I was invited to speak to class in Indianapolis by John Clark, who runs a very cool organization called Provocate that seeks to connect Indianapolis to the world.
I was trying out some new material on being a glocal (think globally, act locally). The more I travel and the more I come into contact with extreme poverty, the more I realize that it is Bangladeshi’s that are the most capable of helping other Bangladeshi’s, just as it is Hoosiers who have to help other Hoosiers.
So now I donate money to organizations that I feel do a good job of supporting Bangladeshi’s helping other Bangladeshi’s. And where I’m a local – Muncie, Indiana – I’m donating time to fight poverty in my community.
I think that it’s important that each of us thinks about our place in the world and in our local community. I’ll hash these thoughts out more in a future post. This is something I really want to work into my new and improved “Where Am I Wearing?” presentation this fall.
Anyhow, during the Q&A after the talk someone posited, “Wouldn’t it be better for countries like Bangladesh if instead of traveling there you just donated the amount of money you would have spent and stay home?” I like the question. It kind of reminds me of this one that Wall Street Journal asked me. The audience turned a bit on the poor fella who was really just playing devil’s advocate and lobbing up a softball for me to knock out of the park.
I answered it similar to my answer in the Journal:
That’s misguided, says Kelsey Timmerman, a 28-year-old Muncie, Ind., scuba-diving instructor and author. If he’d never been to the Great Barrier Reef, he wouldn’t care as much that it is dying from rising ocean temperatures. Decisions he makes as a consumer and a voter offset emissions resulting from his travels, says Mr. Timmerman, who visited Bangladesh, Cambodia and China last year. “Travel helps us care more about our world.”

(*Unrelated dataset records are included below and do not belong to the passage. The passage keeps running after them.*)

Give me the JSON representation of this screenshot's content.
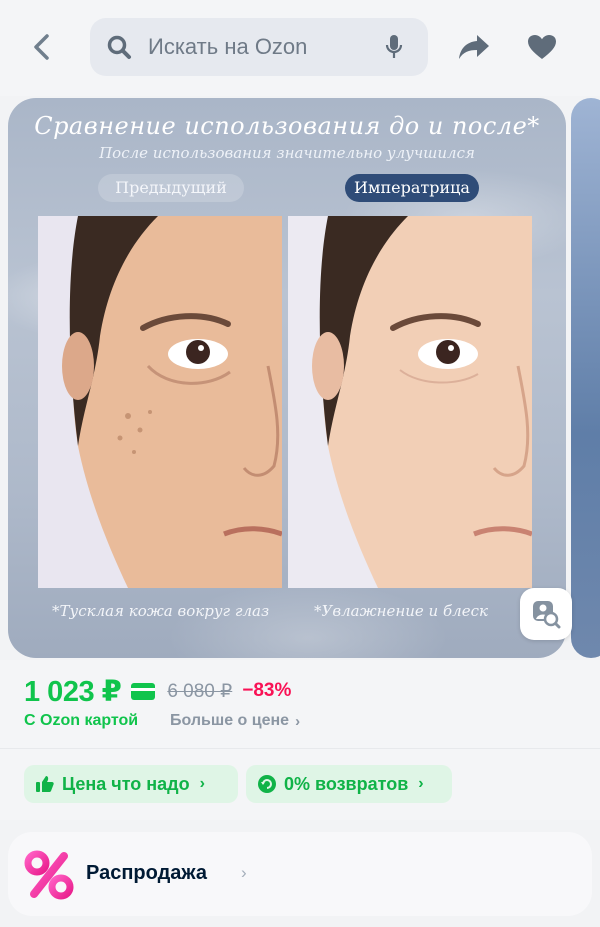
{
  "header": {
    "search_placeholder": "Искать на Ozon"
  },
  "gallery": {
    "title": "Сравнение использования до и после*",
    "subtitle": "После использования значительно улучшился",
    "label_before": "Предыдущий",
    "label_after": "Императрица",
    "caption_before": "*Тусклая кожа вокруг глаз",
    "caption_after": "*Увлажнение и блеск"
  },
  "price": {
    "current": "1 023 ₽",
    "old": "6 080 ₽",
    "discount": "−83%",
    "ozon_card_label": "С Ozon картой",
    "more_label": "Больше о цене",
    "chevron": "›"
  },
  "chips": [
    {
      "label": "Цена что надо",
      "icon": "thumbs-up-icon",
      "arrow": "›"
    },
    {
      "label": "0% возвратов",
      "icon": "return-icon",
      "arrow": "›"
    }
  ],
  "sale": {
    "label": "Распродажа",
    "chevron": "›",
    "icon": "percent-icon"
  },
  "colors": {
    "accent_green": "#10c44c",
    "discount_red": "#f91155",
    "badge_blue": "#2f4c78"
  }
}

My answer was okay, but nowhere near the answer that came from the next hand that went up. Anwar Khan and his wife were planning a trip to Bangladesh with the intention of helping one family. They went and couldn’t do it. There was just too much suffering to help only one family. They founded OBAT Helpers an organization that gives hope to Pakistani refugees in Bangladesh.
Soon as Anwar told his story, I knew that some Tuesday in the very near future I would be giving OBAT $10. Today is that Tuesday. Here’s how to join me.

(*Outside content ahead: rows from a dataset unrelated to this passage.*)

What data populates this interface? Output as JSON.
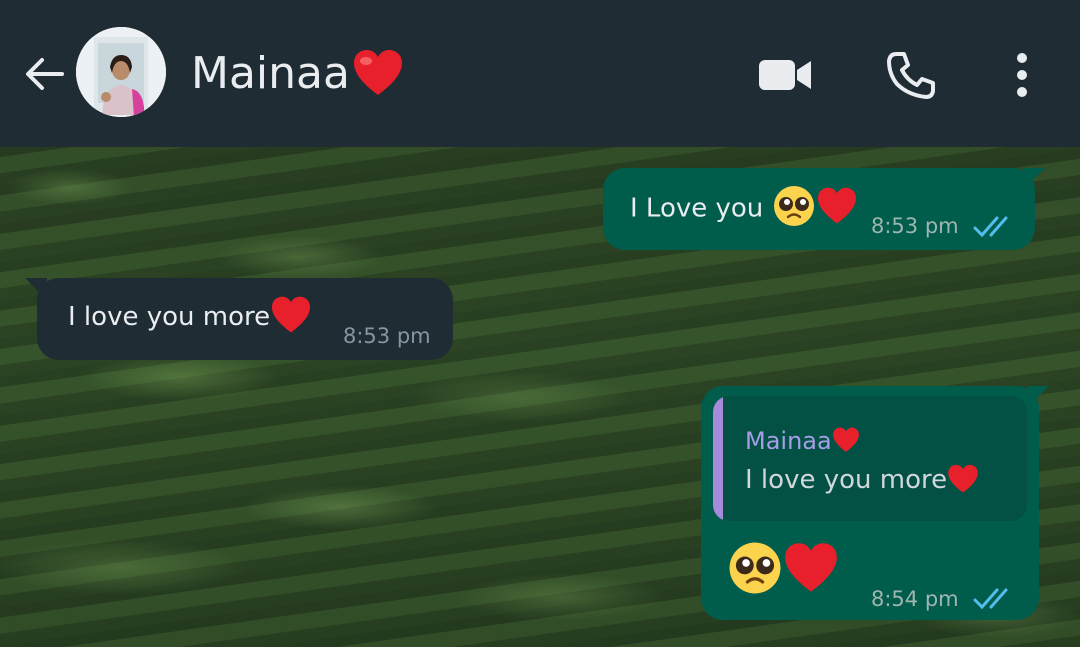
{
  "header": {
    "contact_name": "Mainaa",
    "contact_emoji": "❤️",
    "icons": [
      "back-arrow-icon",
      "video-call-icon",
      "voice-call-icon",
      "more-options-icon"
    ]
  },
  "messages": [
    {
      "direction": "outgoing",
      "text": "I Love you",
      "emoji": "🥺❤️",
      "time": "8:53 pm",
      "status": "read"
    },
    {
      "direction": "incoming",
      "text": "I love you more",
      "emoji": "❤️",
      "time": "8:53 pm"
    },
    {
      "direction": "outgoing",
      "reply_to": {
        "name": "Mainaa",
        "name_emoji": "❤️",
        "text": "I love you more",
        "text_emoji": "❤️"
      },
      "emoji": "🥺❤️",
      "time": "8:54 pm",
      "status": "read"
    }
  ],
  "colors": {
    "header_bg": "#1f2c34",
    "outgoing_bubble": "#005c4b",
    "incoming_bubble": "#1f2c34",
    "read_ticks": "#53bdeb",
    "quote_bar": "#a78bdb"
  }
}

A letter from Anwar is below the break
I hope at least a few of you would have already heard about the sad plight of the stranded Pakistanis in Bangladesh. Some of you may have always been providing some help to this suffering sea of humanity on a regular basis. How ever, my first visits in July 2004 to the different camps has been an eye opener. Suddenly, the gravity of the problem at hand was before me in full show!

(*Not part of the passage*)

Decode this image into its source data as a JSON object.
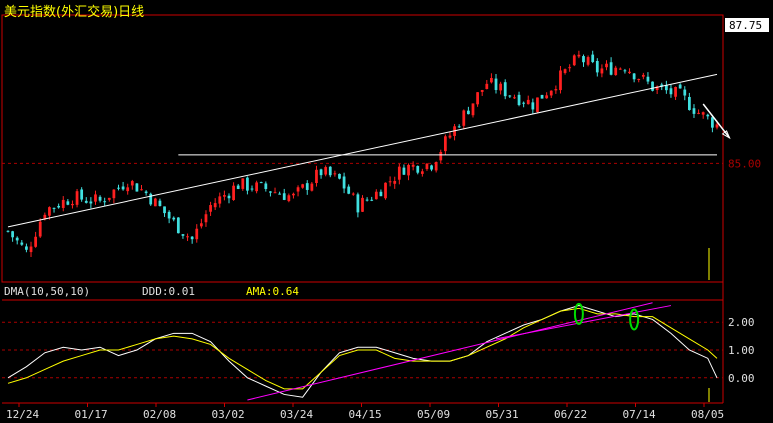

I began to understand the virtue of the old dictum that poverty is often self-perpetuating. No amount of relief and charity work in piecemeal doses will bring a permanent solution to such grave tragedies. What we need is a visionary roadmap with a broader long-term perspective. OBAT Helpers is determined to take up the challenge and hence our emphasis on involvement and empowerment of the affected communities in all our programs.
These forgotten people commonly known as Stranded Pakistanis / Biharis, have a population of almost 250 thousand. They are settled in more than 66 camps in different cities of Bangladesh. The history goes back to the partition of India in 1947. They are mostly from the Indian state of Bihar, who moved to East Pakistan (present Bangladesh) during partition in 1947. In 1971 after the creation of Bangladesh, due to the law & order situations these people compelled to accommodate in 66 temporary camps across the country. They never thought that this will be their permanent home for couple decades. Almost four decades later, they are still waiting for a solution that can bring a hopeful future of their upcoming generation who are growing in the camps.
Almost all camps lack basic amenities, privacy and social life. They have lived in these camps since 1971. An entire generation has lost their identity. They are suffering from severe demographic stresses. Even in misery they held their heads high, and were driven by the hope that they would be able to start life afresh, sooner than later. They never dreamt that these temporary shelters would become their cursed homes for eternity.
The Governments of Pakistan and Bangladesh did wake up with occasional sound bytes on this human calamity of unbound proportions. But the efforts were always scratchy and it was always a case of too little, too late.
The silver lining is that these people still have hopes; they dream of a better tomorrow. Luckily, all is not lost yet and we still have time to put our acts together. Let us salute their fighting spirits; let us rekindle their hopes; let us give them good water, sanitation, health care, education; let us empower them to follow their dreams of a better life.
TOGETHER, we can make the difference!